We do regular maintenance on our OpenShift clusters. This includes config changes, updating installations, operating system patching and more. In a perfect world, we could do this node after node during office hours. Because of lazy loadbalancers, struggling ha-proxies, stuck cpus, overloaded hardware, locked iptables, internal bugs and not optimal written apps, we simply cannot!

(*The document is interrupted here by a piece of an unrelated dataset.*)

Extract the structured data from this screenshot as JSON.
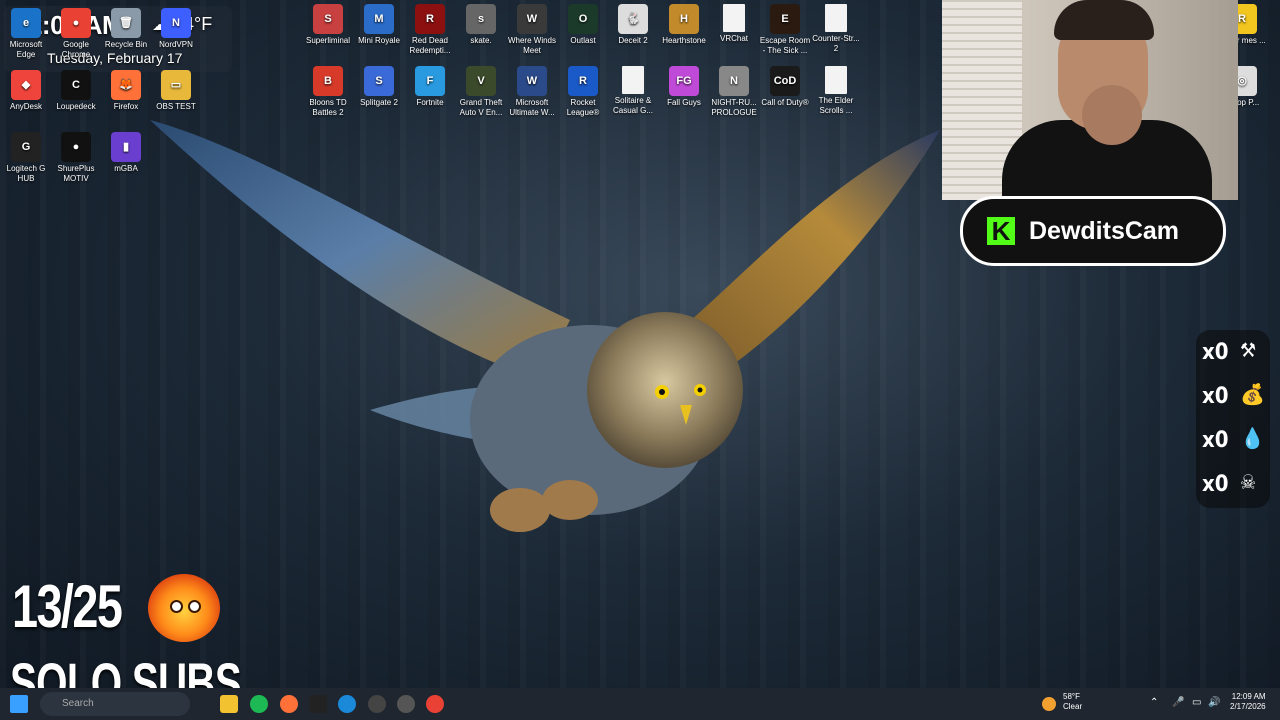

This tool schedules all our maintenance tasks (ansible) for us and stops if something went wrong or looks fishy.
- OpenShift Patchnix
It basically copies your ansible directory to a new location, creates site.yml and hosts file and schedules some ansible runs with at
.
You need to define the following input parameters (defaults in brackets):
- start_date (today)
- patchrun_name (empty)
- patch_window_start
- patch_window_end
- servers_per_patch_run (1)
- wait_seconds_between_servers (300)
- servers_in_parallel (1)
- patch_days
- server list
With this parameters, the ruby script patchrun
then creates the patch-run as follows:
- It creates a new directory in
patchrun_data
named after thestart_date
andpatchrun_name
. E.g.: 2020-02-29-birthday - It copies the ansible directory to the patchrun directory.
- It creates a new site.yml with the provided variables, included and excluded tasks.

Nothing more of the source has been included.